Their answer, somewhat disappointingly, seems to be “when it happens in Mongolia”. More constructively, though books alone seem to work, they work better when combined with teacher training, reinforcing Glewwe and Muralidharan’s conclusion about the importance of complementarities.

But that “there are complementarities” isn’t a very satisfying conclusion by itself. The more comprehensive hypothesis being developed for RISE by Lant Pritchett is: “when there is an accountability framework which is coherent for learning” - that is, when all of the relevant actors are held accountable for common goals through clear delegation of those goals, and have the resources to accomplish them. We’re hoping that this accountability coherency system diagnostic can be a useful tool for thinking through systematically what it is about specific contexts that mean that interventions work in some places and not others. What is it about Mongolia which means that providing books alone can be enough, in contrast to those other studies in Kenya and Sierra Leone? It just might be a coherent accountability system.

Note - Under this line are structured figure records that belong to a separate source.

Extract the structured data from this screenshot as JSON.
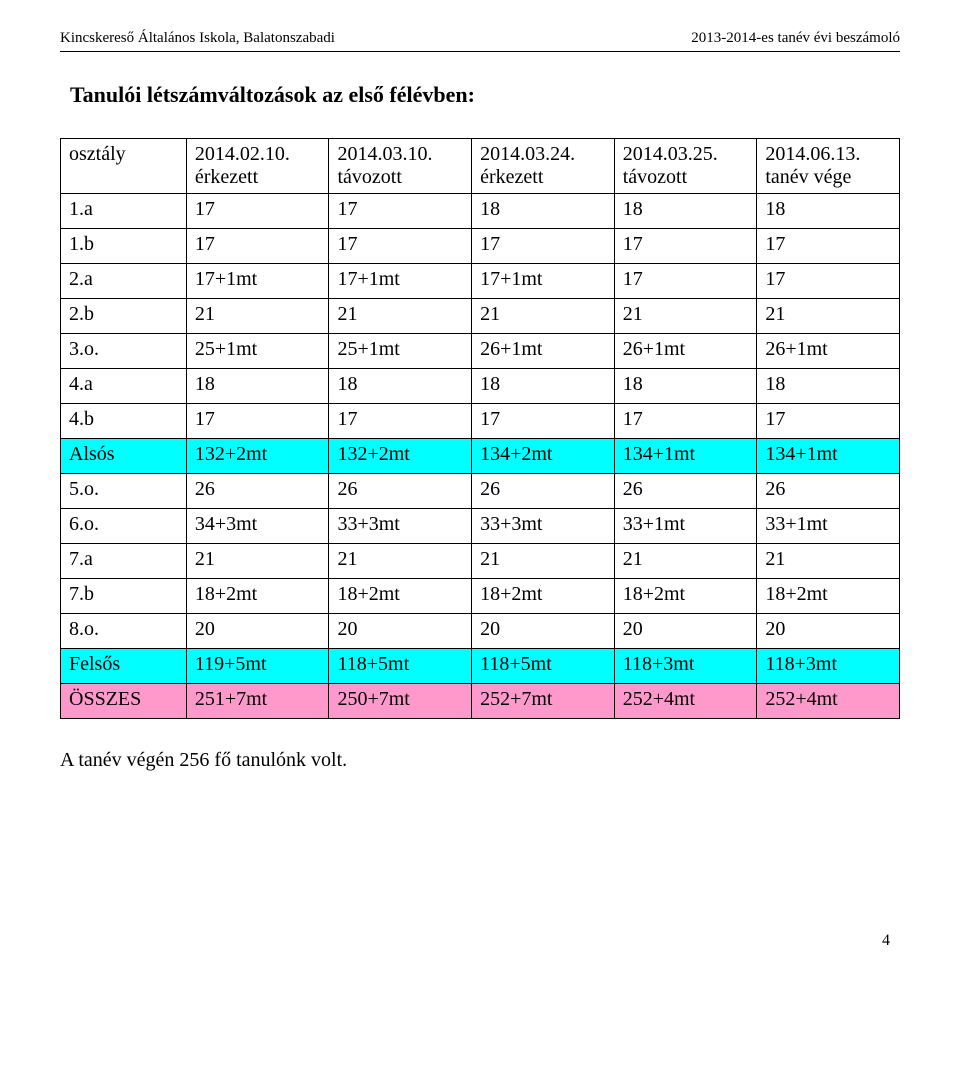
{
  "header": {
    "left": "Kincskereső Általános Iskola, Balatonszabadi",
    "right": "2013-2014-es tanév évi beszámoló"
  },
  "title": "Tanulói létszámváltozások az első félévben:",
  "table": {
    "columns": [
      "osztály",
      "2014.02.10.\nérkezett",
      "2014.03.10.\ntávozott",
      "2014.03.24.\nérkezett",
      "2014.03.25.\ntávozott",
      "2014.06.13.\ntanév vége"
    ],
    "rows": [
      {
        "cells": [
          "1.a",
          "17",
          "17",
          "18",
          "18",
          "18"
        ],
        "highlight": ""
      },
      {
        "cells": [
          "1.b",
          "17",
          "17",
          "17",
          "17",
          "17"
        ],
        "highlight": ""
      },
      {
        "cells": [
          "2.a",
          "17+1mt",
          "17+1mt",
          "17+1mt",
          "17",
          "17"
        ],
        "highlight": ""
      },
      {
        "cells": [
          "2.b",
          "21",
          "21",
          "21",
          "21",
          "21"
        ],
        "highlight": ""
      },
      {
        "cells": [
          "3.o.",
          "25+1mt",
          "25+1mt",
          "26+1mt",
          "26+1mt",
          "26+1mt"
        ],
        "highlight": ""
      },
      {
        "cells": [
          "4.a",
          "18",
          "18",
          "18",
          "18",
          "18"
        ],
        "highlight": ""
      },
      {
        "cells": [
          "4.b",
          "17",
          "17",
          "17",
          "17",
          "17"
        ],
        "highlight": ""
      },
      {
        "cells": [
          "Alsós",
          "132+2mt",
          "132+2mt",
          "134+2mt",
          "134+1mt",
          "134+1mt"
        ],
        "highlight": "cyan"
      },
      {
        "cells": [
          "5.o.",
          "26",
          "26",
          "26",
          "26",
          "26"
        ],
        "highlight": ""
      },
      {
        "cells": [
          "6.o.",
          "34+3mt",
          "33+3mt",
          "33+3mt",
          "33+1mt",
          "33+1mt"
        ],
        "highlight": ""
      },
      {
        "cells": [
          "7.a",
          "21",
          "21",
          "21",
          "21",
          "21"
        ],
        "highlight": ""
      },
      {
        "cells": [
          "7.b",
          "18+2mt",
          "18+2mt",
          "18+2mt",
          "18+2mt",
          "18+2mt"
        ],
        "highlight": ""
      },
      {
        "cells": [
          "8.o.",
          "20",
          "20",
          "20",
          "20",
          "20"
        ],
        "highlight": ""
      },
      {
        "cells": [
          "Felsős",
          "119+5mt",
          "118+5mt",
          "118+5mt",
          "118+3mt",
          "118+3mt"
        ],
        "highlight": "cyan"
      },
      {
        "cells": [
          "ÖSSZES",
          "251+7mt",
          "250+7mt",
          "252+7mt",
          "252+4mt",
          "252+4mt"
        ],
        "highlight": "pink"
      }
    ]
  },
  "footnote": "A tanév végén 256 fő tanulónk volt.",
  "page_number": "4",
  "colors": {
    "cyan": "#00ffff",
    "pink": "#ff99cc",
    "background": "#ffffff",
    "text": "#000000",
    "border": "#000000"
  }
}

This post was first published on the RISE blog

04 June 2025

Innovative education financing modalities from 1862

Apparently payment by results isn’t quite so new.
"The reference here is to England’s Payment by Results school reform of 1862. According to the Revised code of the Department of Education in Britain in 1862, capitation grants to schools were reduced and payments were made to school on the basis of students passing on-site examinations given by inspectors in reading, writing and arithmetic. There has been much debate among historians about what the payment for results reform really accomplished. Mitch (2010) looks at educational performance across British counties over the 30 years of the policy and shows that during this time, inequalities across counties declined. But in the absence of data on trends prior to the reform, it is hard to establish whether this was a consequence of the reforms. In contrast, the quote here paraphrases Matthew Arnold, a poet and school inspector who returns from a trip to France and notes: “I find in English schools…..a deadness, a slackness and a discouragement….This change is certainly to be attributed to the `Payment by Results’ school legislation of 1862.”(Great Britain Privy Council 1868, Page 290)."